A quote from a site for women recovering from substance abuse has the following meditation:
…we have the right to say ‘No’ and we have the right to not make excuses for it. NO is a complete sentence. It needs no explanation or excuses.
THIS WEEK: I will weigh my needs against the needs of the people in my life. I will say ‘NO’ when necessary and will not make excuses out of guilt.
One public speaker talks about the “power” of No:
The act of saying no is an act of self-protection and boundary setting. Saying no is a form of recognizing what matters in our lives and what needs to not be pursued at all or to be pursued at a later time. Saying no around others becomes a model for setting boundaries and for realistically assessing what can and should be done at any given moment on any given day…’No.’ It is a complete sentence. You can add words to make the sentence feel more comfortable – ‘No thank you.’ You can add words to make the meaning non-negotiable ‘No, not now and not ever.’ However you say no, the key is to mean it when you say it and to follow through on your word.
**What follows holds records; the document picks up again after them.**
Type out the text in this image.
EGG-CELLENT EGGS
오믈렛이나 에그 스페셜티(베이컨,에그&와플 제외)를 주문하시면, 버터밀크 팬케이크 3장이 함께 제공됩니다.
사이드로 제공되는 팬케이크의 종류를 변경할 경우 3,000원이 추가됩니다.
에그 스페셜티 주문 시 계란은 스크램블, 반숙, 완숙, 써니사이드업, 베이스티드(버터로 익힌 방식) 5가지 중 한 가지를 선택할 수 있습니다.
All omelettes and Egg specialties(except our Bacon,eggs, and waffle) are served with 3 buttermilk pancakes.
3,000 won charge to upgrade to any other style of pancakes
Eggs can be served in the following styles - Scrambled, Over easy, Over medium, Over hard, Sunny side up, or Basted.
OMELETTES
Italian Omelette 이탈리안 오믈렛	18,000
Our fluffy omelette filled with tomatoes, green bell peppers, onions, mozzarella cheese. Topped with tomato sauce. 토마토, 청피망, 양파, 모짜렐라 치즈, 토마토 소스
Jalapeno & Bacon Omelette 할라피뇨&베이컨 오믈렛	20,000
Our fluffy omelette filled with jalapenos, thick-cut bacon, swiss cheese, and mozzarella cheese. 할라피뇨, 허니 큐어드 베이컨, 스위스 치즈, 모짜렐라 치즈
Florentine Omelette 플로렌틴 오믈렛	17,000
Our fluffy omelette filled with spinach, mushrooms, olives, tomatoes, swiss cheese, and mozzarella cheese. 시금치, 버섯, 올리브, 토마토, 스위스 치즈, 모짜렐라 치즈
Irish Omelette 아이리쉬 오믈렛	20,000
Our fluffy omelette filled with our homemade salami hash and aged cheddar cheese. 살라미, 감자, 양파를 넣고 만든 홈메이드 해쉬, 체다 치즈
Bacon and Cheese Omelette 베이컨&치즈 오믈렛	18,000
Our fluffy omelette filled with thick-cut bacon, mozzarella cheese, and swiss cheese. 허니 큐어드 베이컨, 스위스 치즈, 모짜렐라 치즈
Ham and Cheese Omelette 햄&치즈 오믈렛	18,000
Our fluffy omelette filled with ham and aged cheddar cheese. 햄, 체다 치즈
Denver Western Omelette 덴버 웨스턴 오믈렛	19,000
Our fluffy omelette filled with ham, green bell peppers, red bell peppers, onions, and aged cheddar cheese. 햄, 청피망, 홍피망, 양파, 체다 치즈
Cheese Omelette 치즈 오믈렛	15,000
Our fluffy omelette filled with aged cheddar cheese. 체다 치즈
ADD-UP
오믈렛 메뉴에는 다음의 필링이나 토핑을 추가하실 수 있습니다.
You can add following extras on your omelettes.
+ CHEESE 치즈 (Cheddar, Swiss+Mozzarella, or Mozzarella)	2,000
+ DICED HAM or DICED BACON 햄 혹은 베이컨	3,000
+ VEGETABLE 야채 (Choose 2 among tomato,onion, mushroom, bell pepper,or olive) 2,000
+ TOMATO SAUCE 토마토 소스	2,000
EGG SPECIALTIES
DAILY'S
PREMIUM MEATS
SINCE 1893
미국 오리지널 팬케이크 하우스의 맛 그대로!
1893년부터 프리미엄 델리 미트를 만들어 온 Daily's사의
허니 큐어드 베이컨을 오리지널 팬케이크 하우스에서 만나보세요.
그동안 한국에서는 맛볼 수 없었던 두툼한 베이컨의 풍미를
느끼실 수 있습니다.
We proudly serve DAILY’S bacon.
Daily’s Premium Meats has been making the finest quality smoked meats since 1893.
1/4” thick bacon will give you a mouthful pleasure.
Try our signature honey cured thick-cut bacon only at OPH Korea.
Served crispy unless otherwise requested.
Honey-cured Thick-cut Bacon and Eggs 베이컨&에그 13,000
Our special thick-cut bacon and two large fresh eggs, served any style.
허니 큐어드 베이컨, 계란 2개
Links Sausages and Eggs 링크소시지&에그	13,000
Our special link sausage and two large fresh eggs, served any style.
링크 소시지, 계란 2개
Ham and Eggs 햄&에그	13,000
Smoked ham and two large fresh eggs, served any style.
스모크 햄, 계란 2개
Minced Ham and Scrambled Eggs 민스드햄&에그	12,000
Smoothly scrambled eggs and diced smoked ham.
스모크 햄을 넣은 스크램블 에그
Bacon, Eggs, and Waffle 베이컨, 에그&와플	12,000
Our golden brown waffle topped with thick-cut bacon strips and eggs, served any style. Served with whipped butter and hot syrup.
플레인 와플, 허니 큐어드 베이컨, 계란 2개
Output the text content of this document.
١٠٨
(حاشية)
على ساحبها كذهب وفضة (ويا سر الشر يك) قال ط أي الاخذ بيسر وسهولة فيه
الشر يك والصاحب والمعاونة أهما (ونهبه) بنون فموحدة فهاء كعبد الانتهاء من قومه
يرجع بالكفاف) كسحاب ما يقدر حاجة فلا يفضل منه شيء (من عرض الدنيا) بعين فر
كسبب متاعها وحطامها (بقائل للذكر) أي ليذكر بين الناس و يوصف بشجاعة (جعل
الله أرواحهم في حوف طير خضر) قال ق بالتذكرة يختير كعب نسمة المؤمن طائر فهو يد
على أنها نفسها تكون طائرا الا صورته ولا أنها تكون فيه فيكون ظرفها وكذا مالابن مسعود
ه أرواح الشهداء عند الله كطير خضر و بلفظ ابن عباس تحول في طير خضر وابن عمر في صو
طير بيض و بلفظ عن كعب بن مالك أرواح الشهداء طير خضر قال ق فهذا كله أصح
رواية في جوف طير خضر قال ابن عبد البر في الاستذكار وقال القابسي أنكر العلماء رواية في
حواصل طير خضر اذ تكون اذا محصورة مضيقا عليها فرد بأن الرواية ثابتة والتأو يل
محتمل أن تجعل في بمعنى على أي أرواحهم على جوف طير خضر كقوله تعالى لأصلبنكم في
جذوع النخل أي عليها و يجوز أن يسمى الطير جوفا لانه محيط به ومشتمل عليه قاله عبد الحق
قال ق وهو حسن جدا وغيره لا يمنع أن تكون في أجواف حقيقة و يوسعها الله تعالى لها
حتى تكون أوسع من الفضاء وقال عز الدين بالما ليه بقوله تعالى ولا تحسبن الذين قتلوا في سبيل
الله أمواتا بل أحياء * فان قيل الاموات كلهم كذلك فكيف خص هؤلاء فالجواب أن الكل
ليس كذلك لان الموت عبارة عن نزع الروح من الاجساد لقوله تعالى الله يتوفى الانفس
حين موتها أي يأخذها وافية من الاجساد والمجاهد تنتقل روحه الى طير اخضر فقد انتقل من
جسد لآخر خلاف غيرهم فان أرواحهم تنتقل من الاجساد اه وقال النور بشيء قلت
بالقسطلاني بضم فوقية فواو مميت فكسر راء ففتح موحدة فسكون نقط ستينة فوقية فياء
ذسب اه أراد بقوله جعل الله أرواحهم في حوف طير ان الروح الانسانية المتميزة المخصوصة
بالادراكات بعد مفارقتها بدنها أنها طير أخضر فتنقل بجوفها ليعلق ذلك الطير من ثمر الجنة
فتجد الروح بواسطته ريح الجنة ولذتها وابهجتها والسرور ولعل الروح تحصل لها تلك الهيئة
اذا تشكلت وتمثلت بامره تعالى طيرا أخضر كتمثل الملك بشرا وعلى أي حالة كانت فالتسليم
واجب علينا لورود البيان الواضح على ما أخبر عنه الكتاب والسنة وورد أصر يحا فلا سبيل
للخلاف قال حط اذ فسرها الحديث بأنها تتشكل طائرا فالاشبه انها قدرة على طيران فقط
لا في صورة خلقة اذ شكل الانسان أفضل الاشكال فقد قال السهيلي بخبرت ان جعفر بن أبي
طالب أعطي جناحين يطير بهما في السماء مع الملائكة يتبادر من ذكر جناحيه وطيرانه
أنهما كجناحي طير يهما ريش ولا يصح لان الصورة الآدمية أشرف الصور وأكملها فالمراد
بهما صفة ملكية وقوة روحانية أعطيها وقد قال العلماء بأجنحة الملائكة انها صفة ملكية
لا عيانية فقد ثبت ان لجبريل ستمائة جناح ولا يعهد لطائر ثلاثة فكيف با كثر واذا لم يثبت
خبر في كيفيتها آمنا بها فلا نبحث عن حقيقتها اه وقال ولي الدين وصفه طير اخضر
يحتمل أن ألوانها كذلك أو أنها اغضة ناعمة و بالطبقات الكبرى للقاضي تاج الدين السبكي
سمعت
Closer to the subject at hand, one of the tips from a college web site involves the applicability of “no” in academic time management:
Another time demand is the need to structure your study time. You need to identify a time and a place for a study. other people assume that you can study any time, so they believe you are always available to watch TV, iron uniforms, go for ice cream, or talk about their problems. You have to train yourself to say No. No is a complete sentence, but it tends to get stuck in our throats.
Meanwhile one college’s master’s thesis handbook says:
While family and other people in your environment may be thrilled that you ‘only’ have the thesis left to complete, they often become obstacles to its completion. They may join in your anxiety and contribute to the possible guilt you may already have about all the time taken away from them while you work on the thesis. As a result, they may get you off your thesis track, either with your full cooperation or with you resenting their interruptions. When you sit down with the thesis, family and others may at precisely those times need a snack, help with school work, a sympathetic ear, or advice – the list is endless. ‘No’ is a complete sentence. ‘Not now, but at such and such time,’ also works well.”